Indignados ou não, serão os mesmos de sempre a pagar a factura deixada pelos incompetentes que saciaram a ambição de poder e as suas clientelas penhorando o dinheiro dos contribuintes.

Coisas que me apoquentam numa manhã de Verão

Alertado pelas numerosas entrevistas televisivas com futuros ex-Governadores Civis dou-me conta que o fim destas repartições estatais e dos correspondentes cargos de representação do estado central pode levar ao caos.
Sem Governadores Civis como se aprovarão os concursos (sorteios promocionais)? Que será das muitas instituições, associações, agremiações várias que recebiam transferências das empresas, vindos das sobras não entregues desses concursos (vulgo reversões) de acordo com a escolha dos serviços dos G.C.?
Sim, era (também e quase só) para isto que serviam os governos civis.

Um título enganador

Governo arrisca pagar milhões se não relançar TGV até Março

Não é verdade.
Quem vai pagar são os mesmos de sempre: os contribuintes.
É para eles o peso da responsabilidade, das consequências da desgovernação socialista.
Ao contrário do que disse Almeida Santos, o “povo” contribuinte não partilha nem sofre com o governo as consequências da crise. Ao governo nada acontece.
Têm dúvidas?
Vejam os resultados das sondagens e digam-me se os eleitores (o que não é o mesmo que dizer os contribuintes) pretendem responsabilizar o governo ou não.

Desculpem apontar o óbvio, mas…

Será que já se poderá dizer sem rodeios que um dos problemas do partido que Sócrates construiu é a elevada percentagem de gente incompetente que o enche e que com ele aceita trabalhar? Incompetente como em “não têm a menor noção como gerir uma nota de 5 euros”. Incompetente como em “pode-se sempre aumentar os impostos”. Incompetente como em “não se percebe como funcionam mas parece que se pode sempre pedir aos mercados que comprem dívida estatal”?
Já se poderá dizê-lo sem que em redor baixem os olhos, envergonhadamente, os praticantes do “cuidadinho como o politicamente correcto”?
Ainda não é altura de apontar o dedo e pedir responsabilidade política e pessoal pelo desgoverno a que isto chegou?

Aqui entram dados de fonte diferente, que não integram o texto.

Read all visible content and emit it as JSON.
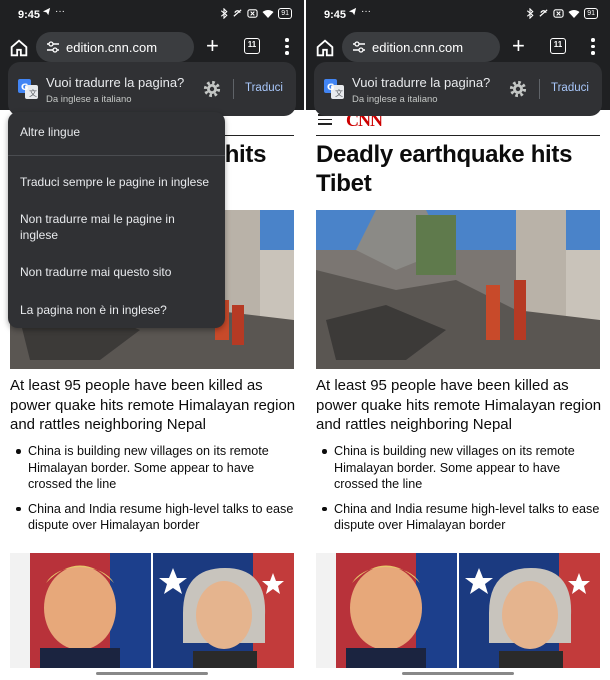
{
  "status_bar": {
    "time": "9:45",
    "battery": "91"
  },
  "toolbar": {
    "url": "edition.cnn.com",
    "tab_count": "11"
  },
  "translate_bar": {
    "title": "Vuoi tradurre la pagina?",
    "subtitle": "Da inglese a italiano",
    "action_label": "Traduci"
  },
  "translate_menu": {
    "items": [
      "Altre lingue",
      "Traduci sempre le pagine in inglese",
      "Non tradurre mai le pagine in inglese",
      "Non tradurre mai questo sito",
      "La pagina non è in inglese?"
    ]
  },
  "article": {
    "logo": "CNN",
    "headline": "Deadly earthquake hits Tibet",
    "story_title": "At least 95 people have been killed as power quake hits remote Himalayan region and rattles neighboring Nepal",
    "bullets": [
      "China is building new villages on its remote Himalayan border. Some appear to have crossed the line",
      "China and India resume high-level talks to ease dispute over Himalayan border"
    ]
  },
  "colors": {
    "chrome_dark": "#1f2022",
    "panel": "#303134",
    "accent_blue": "#a8c7fa",
    "cnn_red": "#cc0000"
  }
}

E não me esqueci dos milhões dos meus concidadãos que votaram duas vezes nesta maioria.
Incompetentes.

Concurso para o TGV (Lisboa-Poceirão) foi anulado

Negócios:

O despacho dos Ministérios das Finanças e das Obras Públicas justifica a decisão com “a significativa e progressiva degradação da conjuntura económica e financeira de Portugal” após a data de lançamento do concurso, que se traduziu “em dificuldades acrescidas na obtenção de fundos pela iniciativa privada e no agravamento do custo associado à obtenção do próprio financiamento”.

Agora digam-me lá se esta gente não tem andado a gozar com a malta?
Aguardo para ver as fantasias que vão ser incluídas no próximo OE e quão disponível estará a oposição (descontando já a extrema esquerda) para evitar que a palhaçada continue à conta dos nossos bolsos.

Notícias bota-abaixistas

Via Businessweek:

Portugal may be slipping behind Spain and Ireland in the dash to cut budget deficits, and credit conditions in the economy are the tightest since the height of the global financial crisis in 2008, JPMorgan Chase & Co. said.

“Spain and Ireland look to be tracking their fiscal objectives for the year,” said David Mackie, chief European economist at JPMorgan, in an e-mailed note. While Greece has shown “some slippage,” in Portugal “the situation looks more worrisome, with the lack of budgetary progress reflecting faster expenditure growth than would be consistent with the fiscal objective.”
(…)
Portuguese government spending, excluding interest payments, rose 5.7 percent in the first seven months of the year, while total income increased 3.6 percent, Portugal’s Finance Ministry said last month.